* Emma Frances Johnston, her personal archive of approximately 350 photographs. This tremendous discovery is the extensive photographic archive of the little-known Victorian photographer Emma Frances Johnston. This is aparently the earliest comprehensive archive of a female photographer in private hands. Beginning around 1858, Johnston made this wonderful series of portraits of her friends and extended family comprising the intellectual and social world of nineteenth- century Hampstead in London
* Emily Dickinson, autograph letter signed “Emily” to her neighbor Adelaide Spencer (Mrs.
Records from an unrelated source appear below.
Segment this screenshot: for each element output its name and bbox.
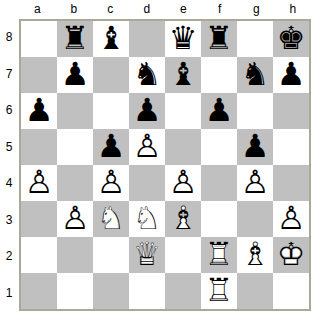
white-knight-piece: ♞♘: [129, 201, 165, 237]
rank-label-5: 5: [6, 140, 13, 154]
file-labels: abcdefgh: [19, 0, 311, 18]
square-h6[interactable]: [273, 93, 309, 129]
file-label-a: a: [34, 2, 41, 16]
rank-label-3: 3: [6, 213, 13, 227]
file-label-h: h: [289, 2, 296, 16]
square-h5[interactable]: [273, 129, 309, 165]
square-d5[interactable]: ♟♙: [129, 129, 165, 165]
square-a6[interactable]: ♟: [21, 93, 57, 129]
square-e1[interactable]: [165, 273, 201, 309]
square-d7[interactable]: ♞: [129, 57, 165, 93]
black-pawn-piece: ♟: [201, 93, 237, 129]
square-a4[interactable]: ♟♙: [21, 165, 57, 201]
square-f2[interactable]: ♜♖: [201, 237, 237, 273]
black-king-piece: ♚: [273, 21, 309, 57]
square-f8[interactable]: ♜: [201, 21, 237, 57]
square-a5[interactable]: [21, 129, 57, 165]
black-knight-piece: ♞: [237, 57, 273, 93]
square-g5[interactable]: ♟: [237, 129, 273, 165]
square-b4[interactable]: [57, 165, 93, 201]
square-c8[interactable]: ♝: [93, 21, 129, 57]
square-e2[interactable]: [165, 237, 201, 273]
white-pawn-piece: ♟♙: [237, 165, 273, 201]
file-label-d: d: [143, 2, 150, 16]
file-label-b: b: [70, 2, 77, 16]
square-c2[interactable]: [93, 237, 129, 273]
white-pawn-piece: ♟♙: [21, 165, 57, 201]
rank-label-6: 6: [6, 103, 13, 117]
rank-label-8: 8: [6, 30, 13, 44]
square-e4[interactable]: ♟♙: [165, 165, 201, 201]
white-pawn-piece: ♟♙: [273, 201, 309, 237]
square-c6[interactable]: [93, 93, 129, 129]
square-f4[interactable]: [201, 165, 237, 201]
square-h2[interactable]: ♚♔: [273, 237, 309, 273]
square-d4[interactable]: [129, 165, 165, 201]
square-g1[interactable]: [237, 273, 273, 309]
white-pawn-piece: ♟♙: [93, 165, 129, 201]
square-h1[interactable]: [273, 273, 309, 309]
square-g7[interactable]: ♞: [237, 57, 273, 93]
square-b6[interactable]: [57, 93, 93, 129]
square-c3[interactable]: ♞♘: [93, 201, 129, 237]
square-e3[interactable]: ♝♗: [165, 201, 201, 237]
board: ♜♝♛♜♚♟♞♝♞♟♟♟♟♟♟♙♟♟♙♟♙♟♙♟♙♟♙♞♘♞♘♝♗♟♙♛♕♜♖♝…: [19, 19, 311, 311]
square-g4[interactable]: ♟♙: [237, 165, 273, 201]
white-pawn-piece: ♟♙: [57, 201, 93, 237]
white-bishop-piece: ♝♗: [165, 201, 201, 237]
white-pawn-piece: ♟♙: [129, 129, 165, 165]
black-bishop-piece: ♝: [165, 57, 201, 93]
square-h7[interactable]: ♟: [273, 57, 309, 93]
black-pawn-piece: ♟: [57, 57, 93, 93]
square-b5[interactable]: [57, 129, 93, 165]
black-pawn-piece: ♟: [129, 93, 165, 129]
square-g6[interactable]: [237, 93, 273, 129]
square-h8[interactable]: ♚: [273, 21, 309, 57]
white-rook-piece: ♜♖: [201, 237, 237, 273]
square-e6[interactable]: [165, 93, 201, 129]
black-queen-piece: ♛: [165, 21, 201, 57]
square-e7[interactable]: ♝: [165, 57, 201, 93]
square-g8[interactable]: [237, 21, 273, 57]
square-e5[interactable]: [165, 129, 201, 165]
white-bishop-piece: ♝♗: [237, 237, 273, 273]
square-b7[interactable]: ♟: [57, 57, 93, 93]
square-d1[interactable]: [129, 273, 165, 309]
square-d2[interactable]: ♛♕: [129, 237, 165, 273]
square-a3[interactable]: [21, 201, 57, 237]
rank-label-4: 4: [6, 176, 13, 190]
black-bishop-piece: ♝: [93, 21, 129, 57]
black-rook-piece: ♜: [57, 21, 93, 57]
file-label-f: f: [218, 2, 221, 16]
black-pawn-piece: ♟: [21, 93, 57, 129]
black-pawn-piece: ♟: [93, 129, 129, 165]
square-d3[interactable]: ♞♘: [129, 201, 165, 237]
square-b3[interactable]: ♟♙: [57, 201, 93, 237]
square-f7[interactable]: [201, 57, 237, 93]
rank-label-1: 1: [6, 286, 13, 300]
square-f3[interactable]: [201, 201, 237, 237]
white-knight-piece: ♞♘: [93, 201, 129, 237]
square-c4[interactable]: ♟♙: [93, 165, 129, 201]
white-queen-piece: ♛♕: [129, 237, 165, 273]
rank-label-2: 2: [6, 249, 13, 263]
square-b1[interactable]: [57, 273, 93, 309]
white-king-piece: ♚♔: [273, 237, 309, 273]
file-label-e: e: [180, 2, 187, 16]
square-d6[interactable]: ♟: [129, 93, 165, 129]
square-a7[interactable]: [21, 57, 57, 93]
chess-diagram: abcdefgh 87654321 ♜♝♛♜♚♟♞♝♞♟♟♟♟♟♟♙♟♟♙♟♙♟…: [0, 0, 320, 320]
white-pawn-piece: ♟♙: [165, 165, 201, 201]
black-knight-piece: ♞: [129, 57, 165, 93]
square-f6[interactable]: ♟: [201, 93, 237, 129]
rank-label-7: 7: [6, 67, 13, 81]
square-f5[interactable]: [201, 129, 237, 165]
black-rook-piece: ♜: [201, 21, 237, 57]
square-d8[interactable]: [129, 21, 165, 57]
black-pawn-piece: ♟: [273, 57, 309, 93]
black-pawn-piece: ♟: [237, 129, 273, 165]
square-g2[interactable]: ♝♗: [237, 237, 273, 273]
square-c5[interactable]: ♟: [93, 129, 129, 165]
square-c1[interactable]: [93, 273, 129, 309]
white-rook-piece: ♜♖: [201, 273, 237, 309]
square-a2[interactable]: [21, 237, 57, 273]
square-b8[interactable]: ♜: [57, 21, 93, 57]
square-g3[interactable]: [237, 201, 273, 237]
rank-labels: 87654321: [0, 19, 18, 311]
square-h4[interactable]: [273, 165, 309, 201]
square-b2[interactable]: [57, 237, 93, 273]
file-label-g: g: [253, 2, 260, 16]
square-a1[interactable]: [21, 273, 57, 309]
square-e8[interactable]: ♛: [165, 21, 201, 57]
square-f1[interactable]: ♜♖: [201, 273, 237, 309]
square-h3[interactable]: ♟♙: [273, 201, 309, 237]
square-c7[interactable]: [93, 57, 129, 93]
square-a8[interactable]: [21, 21, 57, 57]
file-label-c: c: [107, 2, 113, 16]
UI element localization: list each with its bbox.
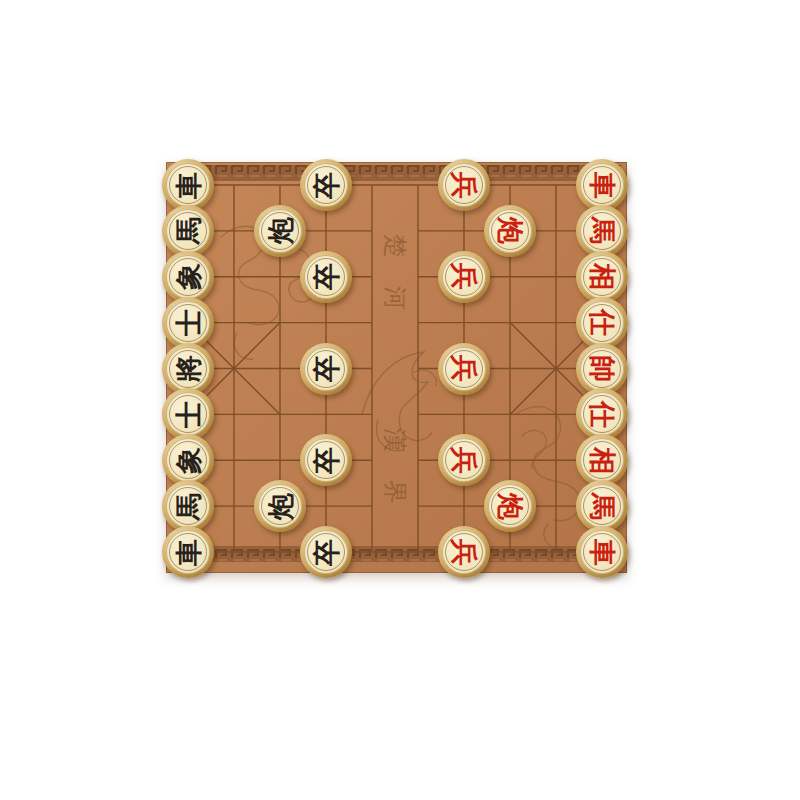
- piece-glyph: 車: [589, 539, 616, 566]
- piece-glyph: 馬: [589, 217, 616, 244]
- river-label-he: 河: [381, 286, 409, 310]
- piece-black-soldier[interactable]: 卒: [300, 159, 352, 211]
- border-meander-top: [172, 165, 621, 181]
- piece-face: 兵: [442, 530, 486, 574]
- piece-glyph: 卒: [313, 447, 340, 474]
- piece-black-cannon[interactable]: 炮: [254, 205, 306, 257]
- piece-face: 仕: [580, 301, 624, 345]
- piece-red-soldier[interactable]: 兵: [438, 159, 490, 211]
- piece-glyph: 車: [589, 172, 616, 199]
- piece-glyph: 士: [175, 309, 202, 336]
- piece-black-soldier[interactable]: 卒: [300, 251, 352, 303]
- piece-glyph: 炮: [497, 217, 524, 244]
- piece-black-soldier[interactable]: 卒: [300, 434, 352, 486]
- piece-glyph: 帥: [589, 355, 616, 382]
- piece-face: 仕: [580, 392, 624, 436]
- piece-face: 車: [166, 530, 210, 574]
- piece-red-advisor[interactable]: 仕: [576, 297, 628, 349]
- piece-face: 炮: [258, 209, 302, 253]
- piece-face: 象: [166, 255, 210, 299]
- river-label-han: 漢: [381, 428, 409, 452]
- piece-glyph: 車: [175, 172, 202, 199]
- dragon-etching-bottom-right: [516, 407, 580, 549]
- piece-glyph: 卒: [313, 355, 340, 382]
- piece-black-horse[interactable]: 馬: [162, 480, 214, 532]
- piece-face: 卒: [304, 530, 348, 574]
- piece-glyph: 兵: [451, 539, 478, 566]
- piece-red-soldier[interactable]: 兵: [438, 434, 490, 486]
- piece-red-cannon[interactable]: 炮: [484, 480, 536, 532]
- piece-face: 車: [580, 163, 624, 207]
- piece-face: 卒: [304, 438, 348, 482]
- piece-black-soldier[interactable]: 卒: [300, 343, 352, 395]
- piece-black-advisor[interactable]: 士: [162, 297, 214, 349]
- river-inscription: 楚 河 漢 界: [381, 234, 409, 504]
- piece-face: 炮: [258, 484, 302, 528]
- piece-red-soldier[interactable]: 兵: [438, 526, 490, 578]
- piece-face: 士: [166, 392, 210, 436]
- piece-face: 車: [580, 530, 624, 574]
- piece-face: 相: [580, 438, 624, 482]
- piece-black-elephant[interactable]: 象: [162, 434, 214, 486]
- piece-face: 帥: [580, 347, 624, 391]
- piece-glyph: 馬: [175, 217, 202, 244]
- piece-red-chariot[interactable]: 車: [576, 159, 628, 211]
- piece-glyph: 將: [175, 355, 202, 382]
- piece-glyph: 兵: [451, 355, 478, 382]
- piece-glyph: 相: [589, 447, 616, 474]
- piece-glyph: 炮: [267, 493, 294, 520]
- piece-face: 馬: [166, 209, 210, 253]
- piece-black-advisor[interactable]: 士: [162, 388, 214, 440]
- piece-face: 炮: [488, 484, 532, 528]
- piece-glyph: 仕: [589, 309, 616, 336]
- board-grid: 楚 河 漢 界: [166, 162, 627, 573]
- piece-glyph: 兵: [451, 447, 478, 474]
- piece-glyph: 相: [589, 263, 616, 290]
- piece-red-horse[interactable]: 馬: [576, 205, 628, 257]
- piece-black-soldier[interactable]: 卒: [300, 526, 352, 578]
- piece-red-advisor[interactable]: 仕: [576, 388, 628, 440]
- piece-glyph: 馬: [175, 493, 202, 520]
- piece-face: 兵: [442, 255, 486, 299]
- piece-face: 卒: [304, 163, 348, 207]
- piece-face: 相: [580, 255, 624, 299]
- piece-glyph: 炮: [497, 493, 524, 520]
- piece-red-cannon[interactable]: 炮: [484, 205, 536, 257]
- piece-face: 象: [166, 438, 210, 482]
- piece-face: 兵: [442, 163, 486, 207]
- piece-red-elephant[interactable]: 相: [576, 251, 628, 303]
- piece-black-chariot[interactable]: 車: [162, 159, 214, 211]
- piece-glyph: 象: [175, 263, 202, 290]
- piece-face: 兵: [442, 438, 486, 482]
- piece-face: 車: [166, 163, 210, 207]
- piece-black-chariot[interactable]: 車: [162, 526, 214, 578]
- piece-face: 士: [166, 301, 210, 345]
- piece-red-soldier[interactable]: 兵: [438, 251, 490, 303]
- piece-glyph: 卒: [313, 539, 340, 566]
- piece-black-elephant[interactable]: 象: [162, 251, 214, 303]
- piece-face: 馬: [580, 209, 624, 253]
- xiangqi-board-mat: 楚 河 漢 界: [166, 162, 627, 573]
- piece-red-general[interactable]: 帥: [576, 343, 628, 395]
- piece-red-chariot[interactable]: 車: [576, 526, 628, 578]
- piece-glyph: 兵: [451, 263, 478, 290]
- product-photo-stage: 楚 河 漢 界: [0, 0, 800, 800]
- piece-glyph: 仕: [589, 401, 616, 428]
- piece-black-horse[interactable]: 馬: [162, 205, 214, 257]
- piece-face: 卒: [304, 255, 348, 299]
- piece-black-cannon[interactable]: 炮: [254, 480, 306, 532]
- piece-red-horse[interactable]: 馬: [576, 480, 628, 532]
- piece-glyph: 士: [175, 401, 202, 428]
- piece-face: 馬: [166, 484, 210, 528]
- piece-face: 將: [166, 347, 210, 391]
- piece-glyph: 兵: [451, 172, 478, 199]
- piece-face: 兵: [442, 347, 486, 391]
- piece-glyph: 車: [175, 539, 202, 566]
- piece-red-elephant[interactable]: 相: [576, 434, 628, 486]
- piece-red-soldier[interactable]: 兵: [438, 343, 490, 395]
- piece-face: 炮: [488, 209, 532, 253]
- piece-glyph: 卒: [313, 263, 340, 290]
- piece-glyph: 馬: [589, 493, 616, 520]
- piece-black-general[interactable]: 將: [162, 343, 214, 395]
- piece-glyph: 炮: [267, 217, 294, 244]
- piece-face: 馬: [580, 484, 624, 528]
- river-label-chu: 楚: [381, 234, 409, 258]
- border-meander-bottom: [172, 546, 621, 562]
- piece-face: 卒: [304, 347, 348, 391]
- piece-glyph: 卒: [313, 172, 340, 199]
- river-label-jie: 界: [381, 480, 409, 504]
- piece-glyph: 象: [175, 447, 202, 474]
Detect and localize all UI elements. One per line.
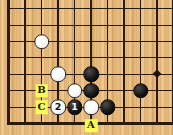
white-stone-E3	[67, 83, 83, 99]
white-stone-D2-move-2: 2	[50, 99, 66, 115]
black-stone-F3	[83, 83, 99, 99]
grid-line-horizontal	[7, 57, 173, 58]
hoshi-star-point	[152, 70, 161, 79]
white-stone-F2	[83, 99, 99, 115]
white-stone-C6	[34, 34, 50, 50]
grid-line-horizontal	[7, 41, 173, 42]
black-stone-G2	[100, 99, 116, 115]
black-stone-E2-move-1: 1	[67, 99, 83, 115]
point-label-C-C2: C	[35, 100, 48, 114]
white-stone-D4	[50, 67, 66, 83]
go-board-diagram: 21ABC	[0, 0, 173, 135]
black-stone-J3	[133, 83, 149, 99]
point-label-A-F1: A	[85, 119, 98, 133]
point-label-B-C3: B	[35, 84, 48, 98]
black-stone-F4	[83, 67, 99, 83]
grid-line-horizontal	[7, 8, 173, 9]
grid-line-horizontal	[7, 25, 173, 26]
goban: 21ABC	[0, 0, 173, 135]
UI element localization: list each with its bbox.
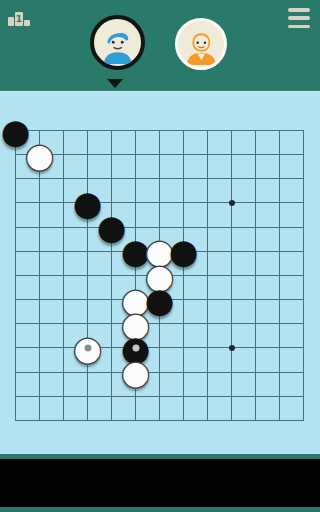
board-cell[interactable] <box>63 251 87 275</box>
board-cell[interactable] <box>279 130 303 154</box>
hamburger-menu-icon[interactable] <box>288 8 310 28</box>
star-point <box>85 345 91 351</box>
board-cell[interactable] <box>15 299 39 323</box>
board-cell[interactable] <box>135 178 159 202</box>
board-cell[interactable] <box>159 323 183 347</box>
board-cell[interactable] <box>87 227 111 251</box>
podium-bar-second <box>8 17 14 26</box>
board-cell[interactable] <box>111 202 135 226</box>
board-cell[interactable] <box>111 251 135 275</box>
board-cell[interactable] <box>15 227 39 251</box>
board-cell[interactable] <box>159 347 183 371</box>
board-cell[interactable] <box>255 130 279 154</box>
board-cell[interactable] <box>15 323 39 347</box>
board-cell[interactable] <box>255 202 279 226</box>
board-cell[interactable] <box>63 396 87 420</box>
board-cell[interactable] <box>231 178 255 202</box>
board-cell[interactable] <box>183 396 207 420</box>
board-cell[interactable] <box>111 154 135 178</box>
board-cell[interactable] <box>39 130 63 154</box>
board-cell[interactable] <box>135 347 159 371</box>
board-cell[interactable] <box>279 347 303 371</box>
board-cell[interactable] <box>207 251 231 275</box>
board-cell[interactable] <box>279 251 303 275</box>
board-cell[interactable] <box>111 299 135 323</box>
board-cell[interactable] <box>87 396 111 420</box>
board-cell[interactable] <box>159 299 183 323</box>
board-cell[interactable] <box>111 347 135 371</box>
board-cell[interactable] <box>15 275 39 299</box>
board-cell[interactable] <box>39 275 63 299</box>
board-cell[interactable] <box>255 251 279 275</box>
leaderboard-podium-icon[interactable]: 1 <box>8 10 32 26</box>
board-cell[interactable] <box>279 227 303 251</box>
turn-indicator-triangle <box>107 79 123 88</box>
board-cell[interactable] <box>231 275 255 299</box>
board-cell[interactable] <box>87 154 111 178</box>
board-cell[interactable] <box>87 347 111 371</box>
board-cell[interactable] <box>63 275 87 299</box>
board-cell[interactable] <box>15 154 39 178</box>
board-cell[interactable] <box>231 347 255 371</box>
board-cell[interactable] <box>63 202 87 226</box>
board-cell[interactable] <box>15 202 39 226</box>
board-cell[interactable] <box>159 372 183 396</box>
board-cell[interactable] <box>15 251 39 275</box>
board-cell[interactable] <box>135 275 159 299</box>
board-cell[interactable] <box>135 227 159 251</box>
star-point <box>85 200 91 206</box>
board-cell[interactable] <box>207 299 231 323</box>
board-cell[interactable] <box>255 227 279 251</box>
board-cell[interactable] <box>39 396 63 420</box>
board-cell[interactable] <box>183 130 207 154</box>
star-point <box>229 345 235 351</box>
board-cell[interactable] <box>183 251 207 275</box>
board-cell[interactable] <box>87 275 111 299</box>
board-cell[interactable] <box>207 202 231 226</box>
board-cell[interactable] <box>183 178 207 202</box>
board-cell[interactable] <box>111 372 135 396</box>
board-cell[interactable] <box>183 202 207 226</box>
board-cell[interactable] <box>183 347 207 371</box>
board-cell[interactable] <box>39 347 63 371</box>
board-cell[interactable] <box>87 178 111 202</box>
board-cell[interactable] <box>39 227 63 251</box>
board-cell[interactable] <box>87 251 111 275</box>
board-cell[interactable] <box>231 372 255 396</box>
board-cell[interactable] <box>183 372 207 396</box>
board-cell[interactable] <box>231 396 255 420</box>
board-cell[interactable] <box>15 130 39 154</box>
board-cell[interactable] <box>183 299 207 323</box>
board-cell[interactable] <box>231 251 255 275</box>
board-cell[interactable] <box>135 323 159 347</box>
board-cell[interactable] <box>63 323 87 347</box>
board-cell[interactable] <box>39 178 63 202</box>
board-cell[interactable] <box>63 130 87 154</box>
board-cell[interactable] <box>135 202 159 226</box>
board-cell[interactable] <box>279 299 303 323</box>
board-cell[interactable] <box>87 372 111 396</box>
board-cell[interactable] <box>207 178 231 202</box>
board-cell[interactable] <box>279 178 303 202</box>
board-cell[interactable] <box>87 130 111 154</box>
board-cell[interactable] <box>159 178 183 202</box>
board-cell[interactable] <box>135 154 159 178</box>
board-cell[interactable] <box>255 154 279 178</box>
board-cell[interactable] <box>39 323 63 347</box>
star-point <box>157 273 163 279</box>
board-cell[interactable] <box>255 396 279 420</box>
board-cell[interactable] <box>63 227 87 251</box>
board-cell[interactable] <box>111 227 135 251</box>
board-cell[interactable] <box>159 396 183 420</box>
board-cell[interactable] <box>231 299 255 323</box>
board-cell[interactable] <box>15 178 39 202</box>
board-cell[interactable] <box>159 202 183 226</box>
board-cell[interactable] <box>207 372 231 396</box>
board-cell[interactable] <box>255 347 279 371</box>
board-cell[interactable] <box>279 396 303 420</box>
board-cell[interactable] <box>159 227 183 251</box>
board-cell[interactable] <box>279 154 303 178</box>
board-cell[interactable] <box>111 275 135 299</box>
board-cell[interactable] <box>183 275 207 299</box>
board-cell[interactable] <box>111 396 135 420</box>
board-cell[interactable] <box>39 299 63 323</box>
board-cell[interactable] <box>87 299 111 323</box>
board-cell[interactable] <box>279 323 303 347</box>
board-cell[interactable] <box>207 130 231 154</box>
board-cell[interactable] <box>231 154 255 178</box>
board-cell[interactable] <box>111 178 135 202</box>
podium-rank-label: 1 <box>16 15 22 24</box>
board-cell[interactable] <box>135 251 159 275</box>
board-cell[interactable] <box>63 154 87 178</box>
board-cell[interactable] <box>183 323 207 347</box>
board-cell[interactable] <box>135 130 159 154</box>
board-cell[interactable] <box>255 275 279 299</box>
app-screen: 1 <box>0 0 320 512</box>
board-cell[interactable] <box>39 372 63 396</box>
board-cell[interactable] <box>231 130 255 154</box>
board-cell[interactable] <box>255 299 279 323</box>
board-cell[interactable] <box>255 372 279 396</box>
board-cell[interactable] <box>159 251 183 275</box>
board-cell[interactable] <box>39 202 63 226</box>
board-cell[interactable] <box>207 347 231 371</box>
board-cell[interactable] <box>63 347 87 371</box>
board-cell[interactable] <box>87 202 111 226</box>
star-point <box>229 200 235 206</box>
board-cell[interactable] <box>111 323 135 347</box>
board-cell[interactable] <box>63 299 87 323</box>
header: 1 <box>0 0 320 91</box>
board-cell[interactable] <box>279 275 303 299</box>
board-cell[interactable] <box>159 275 183 299</box>
board-grid[interactable]: ●●●●●●●●●●●●●● <box>15 130 304 421</box>
board-cell[interactable] <box>111 130 135 154</box>
board-cell[interactable] <box>279 372 303 396</box>
board-cell[interactable] <box>255 323 279 347</box>
board-cell[interactable] <box>159 130 183 154</box>
board-cell[interactable] <box>15 396 39 420</box>
board-section: ●●●●●●●●●●●●●● <box>0 91 320 454</box>
board-cell[interactable] <box>39 154 63 178</box>
player-blue-avatar <box>90 15 145 70</box>
blue-person-icon <box>98 25 137 64</box>
board-cell[interactable] <box>135 299 159 323</box>
board-cell[interactable] <box>159 154 183 178</box>
board-cell[interactable] <box>207 275 231 299</box>
board-cell[interactable] <box>63 178 87 202</box>
board-cell[interactable] <box>135 372 159 396</box>
board-cell[interactable] <box>135 396 159 420</box>
board-cell[interactable] <box>231 227 255 251</box>
orange-person-icon <box>182 27 221 66</box>
board-cell[interactable] <box>183 227 207 251</box>
ad-banner[interactable] <box>0 459 320 507</box>
board-cell[interactable] <box>255 178 279 202</box>
board-cell[interactable] <box>207 396 231 420</box>
board-cell[interactable] <box>15 347 39 371</box>
board-cell[interactable] <box>279 202 303 226</box>
board-cell[interactable] <box>183 154 207 178</box>
board-cell[interactable] <box>15 372 39 396</box>
board-cell[interactable] <box>87 323 111 347</box>
board-cell[interactable] <box>207 323 231 347</box>
board-cell[interactable] <box>39 251 63 275</box>
board-cell[interactable] <box>231 323 255 347</box>
podium-bar-first: 1 <box>15 12 23 26</box>
board-cell[interactable] <box>63 372 87 396</box>
board-cell[interactable] <box>207 227 231 251</box>
board-cell[interactable] <box>231 202 255 226</box>
board-cell[interactable] <box>207 154 231 178</box>
player-orange-avatar <box>175 18 227 70</box>
podium-bar-third <box>24 20 30 26</box>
Henry) Hills. In this touching, poetic letter, Emily Dickinson consoles her friend and neighbor Adelaide Spencer Hills. Likely referring to Adelaide’s daughter Carrie (b. 1876) or Susan (b. 1882), Dickinson writes, “We are much grieved for the sufferings of the little one, which are so artlessly undeserved, and beg her mama to assure her of our tender sympathy. The odor of the flower might please her, as these little beings are only ‘on a furlough’ from Paradise. With love for the mama, and sorrow for her weariness, Emily.
* Harriet Beecher Stowe, autograph manuscript signed, “Description of the twelve Months of the Year, A New Year’s Dream. This is evidently the earliest extant literary manuscript by Harriet Beecher Stowe, one of the most influential American authors of the nineteenth century. Stowe wrote this 144-line manuscript when she was just fourteen, around 1825. At that time she was in her second year as a student at her sister Catharine’s Hartford Female Seminary. In the year she arrived, the school started a student literary magazine that she helped to edit. She preserved this manuscript among her personal papers for years. Some time after 1836, when at age 25 she married Calvin Stowe, she wrote in its left margin, “By Harriet Beecher, now Mrs. Stowe - written at the age of fourteen.”